O Brasil já soma uma dívida com organismos internacionais de mais de R$ 3,2 bilhões, um volume inédito, que coloca em risco a participação do país na tomada de decisões. No orçamento deste ano, porém, a previsão é de que haja apenas US$ 83,7 milhões para esses pagamentos e, juntando valores ainda de 2014 e 2015, o total autorizado a ser usado pelo governo para quitar a dívida é de apenas R$ 250 milhões, menos de 10% do valor do rombo.
Os dados fazem parte das contas do governo e, se parte delas não forem quitadas nos próximos meses, o governo começará a perder o direito de voto e pode até mesmo ser substituído como o país que assume o primeiro discurso na Assembleia Geral da ONU. Essa posição é mantida desde 1945.

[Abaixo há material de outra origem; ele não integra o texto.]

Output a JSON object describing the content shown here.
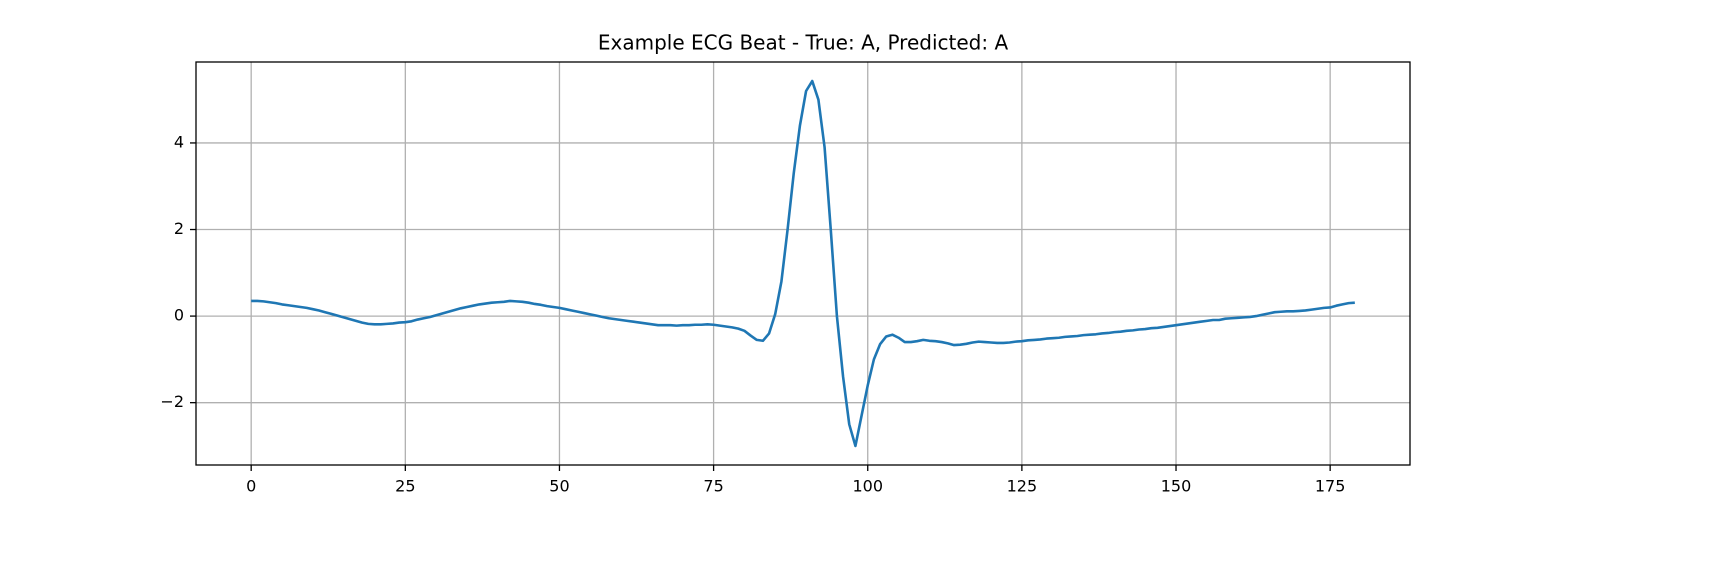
{
  "chart_data": {
    "type": "line",
    "title": "Example ECG Beat - True: A, Predicted: A",
    "x": [
      0,
      1,
      2,
      3,
      4,
      5,
      6,
      7,
      8,
      9,
      10,
      11,
      12,
      13,
      14,
      15,
      16,
      17,
      18,
      19,
      20,
      21,
      22,
      23,
      24,
      25,
      26,
      27,
      28,
      29,
      30,
      31,
      32,
      33,
      34,
      35,
      36,
      37,
      38,
      39,
      40,
      41,
      42,
      43,
      44,
      45,
      46,
      47,
      48,
      49,
      50,
      51,
      52,
      53,
      54,
      55,
      56,
      57,
      58,
      59,
      60,
      61,
      62,
      63,
      64,
      65,
      66,
      67,
      68,
      69,
      70,
      71,
      72,
      73,
      74,
      75,
      76,
      77,
      78,
      79,
      80,
      81,
      82,
      83,
      84,
      85,
      86,
      87,
      88,
      89,
      90,
      91,
      92,
      93,
      94,
      95,
      96,
      97,
      98,
      99,
      100,
      101,
      102,
      103,
      104,
      105,
      106,
      107,
      108,
      109,
      110,
      111,
      112,
      113,
      114,
      115,
      116,
      117,
      118,
      119,
      120,
      121,
      122,
      123,
      124,
      125,
      126,
      127,
      128,
      129,
      130,
      131,
      132,
      133,
      134,
      135,
      136,
      137,
      138,
      139,
      140,
      141,
      142,
      143,
      144,
      145,
      146,
      147,
      148,
      149,
      150,
      151,
      152,
      153,
      154,
      155,
      156,
      157,
      158,
      159,
      160,
      161,
      162,
      163,
      164,
      165,
      166,
      167,
      168,
      169,
      170,
      171,
      172,
      173,
      174,
      175,
      176,
      177,
      178,
      179
    ],
    "values": [
      0.35,
      0.35,
      0.34,
      0.32,
      0.3,
      0.27,
      0.25,
      0.23,
      0.21,
      0.19,
      0.16,
      0.13,
      0.09,
      0.05,
      0.01,
      -0.03,
      -0.07,
      -0.11,
      -0.15,
      -0.18,
      -0.19,
      -0.19,
      -0.18,
      -0.17,
      -0.15,
      -0.14,
      -0.12,
      -0.08,
      -0.05,
      -0.02,
      0.02,
      0.06,
      0.1,
      0.14,
      0.18,
      0.21,
      0.24,
      0.27,
      0.29,
      0.31,
      0.32,
      0.33,
      0.35,
      0.34,
      0.33,
      0.31,
      0.28,
      0.26,
      0.23,
      0.21,
      0.19,
      0.16,
      0.13,
      0.1,
      0.07,
      0.04,
      0.01,
      -0.02,
      -0.05,
      -0.07,
      -0.09,
      -0.11,
      -0.13,
      -0.15,
      -0.17,
      -0.19,
      -0.21,
      -0.21,
      -0.21,
      -0.22,
      -0.21,
      -0.21,
      -0.2,
      -0.2,
      -0.19,
      -0.2,
      -0.22,
      -0.24,
      -0.26,
      -0.29,
      -0.34,
      -0.45,
      -0.55,
      -0.57,
      -0.4,
      0.05,
      0.8,
      2.0,
      3.3,
      4.4,
      5.2,
      5.43,
      5.0,
      3.9,
      2.0,
      0.0,
      -1.4,
      -2.5,
      -3.0,
      -2.3,
      -1.6,
      -1.0,
      -0.65,
      -0.47,
      -0.43,
      -0.5,
      -0.6,
      -0.6,
      -0.58,
      -0.55,
      -0.57,
      -0.58,
      -0.6,
      -0.63,
      -0.67,
      -0.66,
      -0.64,
      -0.61,
      -0.59,
      -0.6,
      -0.61,
      -0.62,
      -0.62,
      -0.61,
      -0.59,
      -0.58,
      -0.56,
      -0.55,
      -0.54,
      -0.52,
      -0.51,
      -0.5,
      -0.48,
      -0.47,
      -0.46,
      -0.44,
      -0.43,
      -0.42,
      -0.4,
      -0.39,
      -0.37,
      -0.36,
      -0.34,
      -0.33,
      -0.31,
      -0.3,
      -0.28,
      -0.27,
      -0.25,
      -0.23,
      -0.21,
      -0.19,
      -0.17,
      -0.15,
      -0.13,
      -0.11,
      -0.09,
      -0.09,
      -0.06,
      -0.05,
      -0.04,
      -0.03,
      -0.02,
      0.0,
      0.03,
      0.06,
      0.09,
      0.1,
      0.11,
      0.11,
      0.12,
      0.13,
      0.15,
      0.17,
      0.19,
      0.2,
      0.24,
      0.27,
      0.3,
      0.31
    ],
    "color": "#1f77b4",
    "xlim": [
      -8.95,
      187.95
    ],
    "xticks": [
      0,
      25,
      50,
      75,
      100,
      125,
      150,
      175
    ],
    "ylim": [
      -3.44,
      5.87
    ],
    "yticks": [
      {
        "value": -2,
        "label": "−2"
      },
      0,
      2,
      4
    ],
    "grid": true
  }
}
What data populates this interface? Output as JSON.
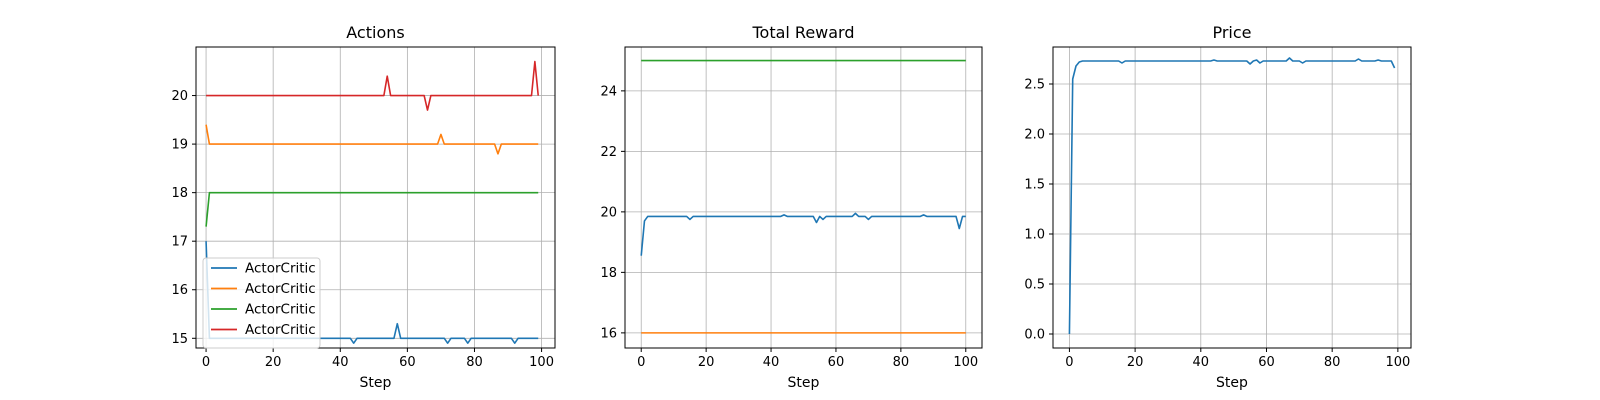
{
  "figure": {
    "xlabel_common": "Step"
  },
  "chart_data": [
    {
      "type": "line",
      "title": "Actions",
      "xlabel": "Step",
      "ylabel": "",
      "xlim": [
        -3,
        104
      ],
      "ylim": [
        14.8,
        21.0
      ],
      "xticks": [
        0,
        20,
        40,
        60,
        80,
        100
      ],
      "yticks": [
        15,
        16,
        17,
        18,
        19,
        20
      ],
      "grid": true,
      "legend": {
        "placement": "lower-left",
        "entries": [
          "ActorCritic",
          "ActorCritic",
          "ActorCritic",
          "ActorCritic"
        ]
      },
      "series": [
        {
          "name": "ActorCritic",
          "color": "#1f77b4",
          "base": 15.0,
          "start": 17.0,
          "spikes": [
            [
              1,
              15.0
            ],
            [
              44,
              14.9
            ],
            [
              57,
              15.3
            ],
            [
              72,
              14.9
            ],
            [
              78,
              14.9
            ],
            [
              92,
              14.9
            ]
          ]
        },
        {
          "name": "ActorCritic",
          "color": "#ff7f0e",
          "base": 19.0,
          "start": 19.4,
          "spikes": [
            [
              70,
              19.2
            ],
            [
              87,
              18.8
            ]
          ]
        },
        {
          "name": "ActorCritic",
          "color": "#2ca02c",
          "base": 18.0,
          "start": 17.3,
          "spikes": []
        },
        {
          "name": "ActorCritic",
          "color": "#d62728",
          "base": 20.0,
          "start": 20.0,
          "spikes": [
            [
              54,
              20.4
            ],
            [
              66,
              19.7
            ],
            [
              98,
              20.7
            ]
          ]
        }
      ],
      "n_points": 100
    },
    {
      "type": "line",
      "title": "Total Reward",
      "xlabel": "Step",
      "ylabel": "",
      "xlim": [
        -5,
        105
      ],
      "ylim": [
        15.5,
        25.45
      ],
      "xticks": [
        0,
        20,
        40,
        60,
        80,
        100
      ],
      "yticks": [
        16,
        18,
        20,
        22,
        24
      ],
      "grid": true,
      "series": [
        {
          "color": "#1f77b4",
          "base": 19.85,
          "start": 18.55,
          "spikes": [
            [
              1,
              19.7
            ],
            [
              15,
              19.75
            ],
            [
              44,
              19.9
            ],
            [
              54,
              19.65
            ],
            [
              56,
              19.75
            ],
            [
              66,
              19.95
            ],
            [
              70,
              19.75
            ],
            [
              87,
              19.9
            ],
            [
              98,
              19.45
            ],
            [
              100,
              19.85
            ]
          ]
        },
        {
          "color": "#ff7f0e",
          "base": 16.0,
          "start": 16.0,
          "spikes": []
        },
        {
          "color": "#2ca02c",
          "base": 25.0,
          "start": 25.0,
          "spikes": []
        }
      ],
      "n_points": 101
    },
    {
      "type": "line",
      "title": "Price",
      "xlabel": "Step",
      "ylabel": "",
      "xlim": [
        -5,
        104
      ],
      "ylim": [
        -0.14,
        2.87
      ],
      "xticks": [
        0,
        20,
        40,
        60,
        80,
        100
      ],
      "yticks": [
        0.0,
        0.5,
        1.0,
        1.5,
        2.0,
        2.5
      ],
      "ytick_labels": [
        "0.0",
        "0.5",
        "1.0",
        "1.5",
        "2.0",
        "2.5"
      ],
      "grid": true,
      "series": [
        {
          "color": "#1f77b4",
          "base": 2.73,
          "start": 0.0,
          "spikes": [
            [
              1,
              2.55
            ],
            [
              2,
              2.68
            ],
            [
              3,
              2.72
            ],
            [
              16,
              2.71
            ],
            [
              44,
              2.74
            ],
            [
              55,
              2.7
            ],
            [
              57,
              2.74
            ],
            [
              58,
              2.71
            ],
            [
              67,
              2.76
            ],
            [
              71,
              2.71
            ],
            [
              88,
              2.75
            ],
            [
              94,
              2.74
            ],
            [
              99,
              2.66
            ]
          ]
        }
      ],
      "n_points": 100
    }
  ]
}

Os débitos são com cerca de 120 entidades ou iniciativas internacionais, incluindo ONU, OMS, organizações científicas, tropas de paz, tribunais e organismos regionais. O número da dívida equivale, por exemplo, a todo o orçamento do Itamaraty para seu custeio anual, incluindo salários, as residências de diplomatas e custos de embaixadas e consulados pelo mundo, além de atividades de promoção cultural e comercial.
Uma das maiores dívidas é com as Organização das Nações Unidas, avaliada em R$ 1,3 bilhão, incluindo as contribuições do Brasil para as missões de paz. O déficit não parou de crescer desde o final de 2014. Naquele momento, era de US$ 190 milhões. No dia 4 de agosto de 2015, o buraco já chegava a US$ 285 milhões.
Em agosto do ano passado, o Ministério do Planejamento indicou que pretendia “regularizar o mais rapidamente possível o pagamento do valor devido” e, em reuniões em Nova York, a diplomacia nacional chegou a indicar aos responsáveis pela contabilidade da ONU que o governo tinha como prioridade quitar as dívidas, como demonstração de seu compromisso com o multilateralismo. Desde 2014, porém, apenas alguns poucos depósitos foram feitos.
Hoje, o Brasil soma a segunda maior dívida de um país com a entidade, superado apenas pelos US$ 2,1 bilhões de dívidas do governo americano com a ONU. Os EUA, porém, pagam dez vezes mais que o Brasil ao orçamento da entidade e sua decisão de segurar recursos tem objetivos políticos.
Na Organização Mundial da Saúde, a dívida é de R$ 50 milhões para 2016, justamente no momento em que o Brasil precisa da ajuda do organismo para o combate ao vírus da zika. Na FAO, o valor a ser pago no ano é de R$ 40 milhões. Mas, pelo fato de o organismo ser comandado por um brasileiro e ex-ministro do governo Lula, José Graziano, a previsão no orçamento é de recursos avaliados em R$ 30 milhões para serem enviados à entidade em Roma.
Orçamento
Na grande maioria dos casos, porém, não existe sequer uma inscrição específica no Orçamento para permitir o pagamento. Na Lei Orçamentária Anual para 2016, o governo prevê um total de apenas R$ 83,7 milhões para arcar com essas despesas de política externa. Junto com o dinheiro ainda de 2015, o valor total que o Ministério do Planejamento dispõe é de R$ 250,4 milhões.
“Atualmente, o total da dívida com os organismos internacionais, até 2015, era de aproximadamente R$ 3,2 bilhões, e o valor que temos autorizado para pagamento é de R$ 121,4 milhões (restos a pagar 2014), R$ 45,3 milhões (restos a pagar 2015) e LOA 2016, no valor de R$ 83,7 milhões”, confirmou ao jornal O Estado de S. Paulo o Ministério do Planejamento, em nota.
Comissão
Em fevereiro, o governo criou a Comissão Interministerial de Participação em Organismos Internacionais (Cipoi), com o objetivo de estudar uma forma de manter a participação do Brasil nas entidades, pagar o que puder, renegociar dívidas e montar um plano para, gradualmente, sanar o rombo. Mas, por enquanto, o grupo não tem tomado medidas concretas.
Em nota, o Ministério do Planejamento garante que já foram pagos R$ 192,8 milhões.
“A Comissão Interministerial de Participação em Organismos Internacionais (Cipoi) tem inventariado as dívidas e participações do governo brasileiro junto aos organismos internacionais, com o objetivo de tomar as providências cabíveis para viabilizar créditos orçamentários que possibilitem os pagamentos em caso de disponibilidade financeira e garantir a participação brasileira nesses fóruns”, explicou o governo.